Here we are once again... time for the 17th Annual Metro Beach Park Lupus Walk on Saturday, September 24, 2011! Yes, I'm usually WAY on top of my fundraising page (in the past, its been up and active for 2 months before the event; unfortunately, this year has been a bit rougher and we've only got a week before the event. HOWEVER, this site will be up and running for a few months after the event has concluded, so feel free to donate as you're able, even if you can't right now).
Because the economy is still tight, I don't expect anyone to "give until it hurts"; what I'd REALLY like anyone who knows me, is involved with this event, or knows anyone who has even heard of "lupus" take just a few minutes to understand what lupus is, and how it can be a lifechanging, and in some cases a life-threatening, disease that has no cure.
In the last year, those keeping up with lupus research know that for the first time in 60 years, there is a BRAND NEW TREATMENT FOR LUPUS! It's fantastic for those with the most devastating symptoms of the disease - its also extraordinarily expensive, as its still considered an experimental drug, even though the FDA HAS OK'd it. But that's another topic for another day. Currently, we continue with the same medications we've had which are meant to either help with symptoms (e.g. joint pain, kidney failure, skin irritations, pain throughout the body, overwhelming fatigue, and many many more) or those medications meant to help shut the immune system down.
Lupus patients, like cancer patients or MS patients, need different treatments, depending on the severity of their symptoms and which organs or joints the illness has impacted. They may no longer be able to drive, so they need rides to and from medical appointments; they may have difficulty with large or small muscle movements, so cleaning or cooking can be a challenge; they might be in constant pain, which is very wearing; they may not be able to go out and do things as they once did, so they need understanding and friends who are willing to, as one of my friends says, "bring the party to you!" Most of all, we need to know that whatever kind of support you can provide to us, you haven't forgotten us.

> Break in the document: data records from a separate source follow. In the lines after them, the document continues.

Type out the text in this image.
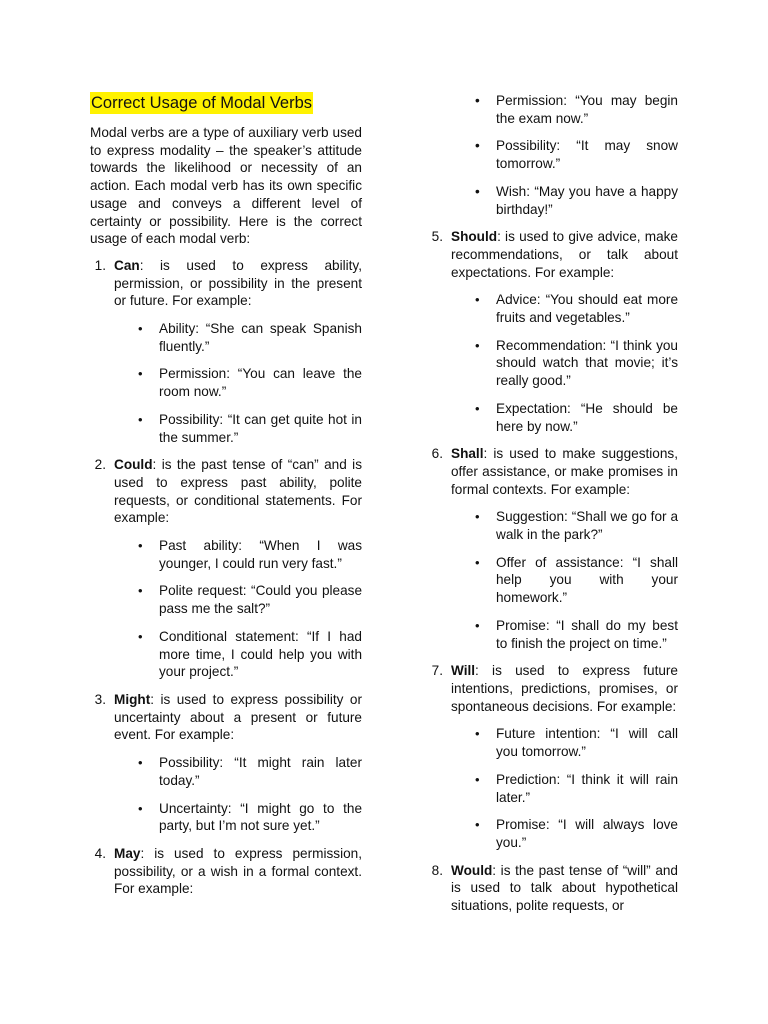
Correct Usage of Modal Verbs

Modal verbs are a type of auxiliary verb used to express modality – the speaker’s attitude towards the likelihood or necessity of an action. Each modal verb has its own specific usage and conveys a different level of certainty or possibility. Here is the correct usage of each modal verb:

1. Can: is used to express ability, permission, or possibility in the present or future. For example:
•	Ability: “She can speak Spanish fluently.”
•	Permission: “You can leave the room now.”
•	Possibility: “It can get quite hot in the summer.”
2. Could: is the past tense of “can” and is used to express past ability, polite requests, or conditional statements. For example:
•	Past ability: “When I was younger, I could run very fast.”
•	Polite request: “Could you please pass me the salt?”
•	Conditional statement: “If I had more time, I could help you with your project.”
3. Might: is used to express possibility or uncertainty about a present or future event. For example:
•	Possibility: “It might rain later today.”
•	Uncertainty: “I might go to the party, but I’m not sure yet.”
4. May: is used to express permission, possibility, or a wish in a formal context. For example:
• Permission: “You may begin the exam now.”
• Possibility: “It may snow tomorrow.”
• Wish: “May you have a happy birthday!”
5. Should: is used to give advice, make recommendations, or talk about expectations. For example:
•	Advice: “You should eat more fruits and vegetables.”
•	Recommendation: “I think you should watch that movie; it’s really good.”
•	Expectation: “He should be here by now.”
6. Shall: is used to make suggestions, offer assistance, or make promises in formal contexts. For example:
•	Suggestion: “Shall we go for a walk in the park?”
•	Offer of assistance: “I shall help you with your homework.”
•	Promise: “I shall do my best to finish the project on time.”
7. Will: is used to express future intentions, predictions, promises, or spontaneous decisions. For example:
•	Future intention: “I will call you tomorrow.”
•	Prediction: “I think it will rain later.”
•	Promise: “I will always love you.”
8. Would: is the past tense of “will” and is used to talk about hypothetical situations, polite requests, or
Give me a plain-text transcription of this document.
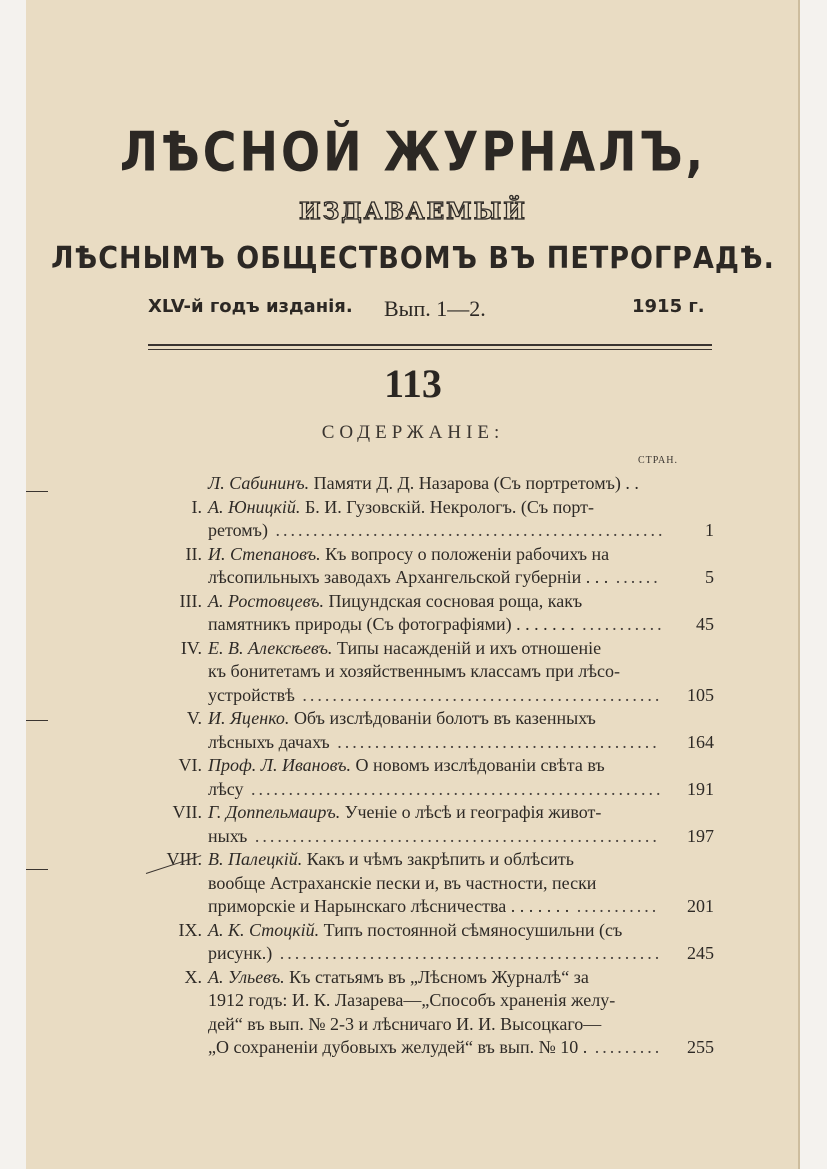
ЛѢСНОЙ ЖУРНАЛЪ,
ИЗДАВАЕМЫЙ
ЛѢСНЫМЪ ОБЩЕСТВОМЪ ВЪ ПЕТРОГРАДѢ.
XLV-й годъ изданія. Вып. 1—2.	1915 г.
113
СОДЕРЖАНІЕ:
СТРАН.
Л. Сабининъ. Памяти Д. Д. Назарова (Съ портретомъ) . .
I. А. Юницкій. Б. И. Гузовскій. Некрологъ. (Съ порт-
ретомъ) ....................................................	1
II. И. Степановъ. Къ вопросу о положеніи рабочихъ на
лѣсопильныхъ заводахъ Архангельской губерніи . . . ......	5
III. А. Ростовцевъ. Пицундская сосновая роща, какъ
памятникъ природы (Съ фотографіями) . . . . . . . ...........	45
IV. Е. В. Алексѣевъ. Типы насажденій и ихъ отношеніе
къ бонитетамъ и хозяйственнымъ классамъ при лѣсо-
устройствѣ ................................................	105
V. И. Яценко. Объ изслѣдованіи болотъ въ казенныхъ
лѣсныхъ дачахъ ...........................................	164
VI. Проф. Л. Ивановъ. О новомъ изслѣдованіи свѣта въ
лѣсу .......................................................	191
VII. Г. Доппельмаиръ. Ученіе о лѣсѣ и географія живот-
ныхъ ......................................................	197
VIII. В. Палецкій. Какъ и чѣмъ закрѣпить и облѣсить
вообще Астраханскіе пески и, въ частности, пески
приморскіе и Нарынскаго лѣсничества . . . . . . . ...........	201
IX. А. К. Стоцкій. Типъ постоянной сѣмяносушильни (съ
рисунк.) ...................................................	245
X. А. Ульевъ. Къ статьямъ въ „Лѣсномъ Журналѣ“ за
1912 годъ: И. К. Лазарева—„Способъ храненія желу-
дей“ въ вып. № 2-3 и лѣсничаго И. И. Высоцкаго—
„О сохраненіи дубовыхъ желудей“ въ вып. № 10 . .........	255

This year I also want to mention my friend, Donna, whose health has been ruined by lupus. Although my disease has slowly progressed and each of the 7 years since I've been diagnosed have been worse, Donna's disease process is significantly worse than mine. We were diagnosed at the same time (which is how we got to know each other), and we would commisurate with each other about symptoms, doctor's visits, how isolating the disease can be, how frustrating it is for our spouses and close family members, how terrible some of the side effects of our meds can be but how terrible the disease itself is when it goes unchecked. A few years ago, Donna's disease went into overdrive. We've both been hospitalized more times than anyone should have to be, and neither of our doctors like us to be in the hospital if we can help it as we are extremely at risk for catching WHATEVER is going around; Donna now has a visiting nurse so she can stay out of the hospital as much as is possible. She gets around solely by wheelchair; her house has had to be reconfigured so that her wheelchair can get up the stairs and into the shower; she can do very little alone anymore. There have been too many times when we've talked about wishing we could help each other more. So I'm dedicating this year's walk to my friend, Donna.
Please, if you have the time or the means, please donate to the Michigan Lupus Alliance, or just come walk with us! It's a fun day - bring the who family!
And if you have ANY questions about lupus in general, or my fight with lupus specifically, please just ask.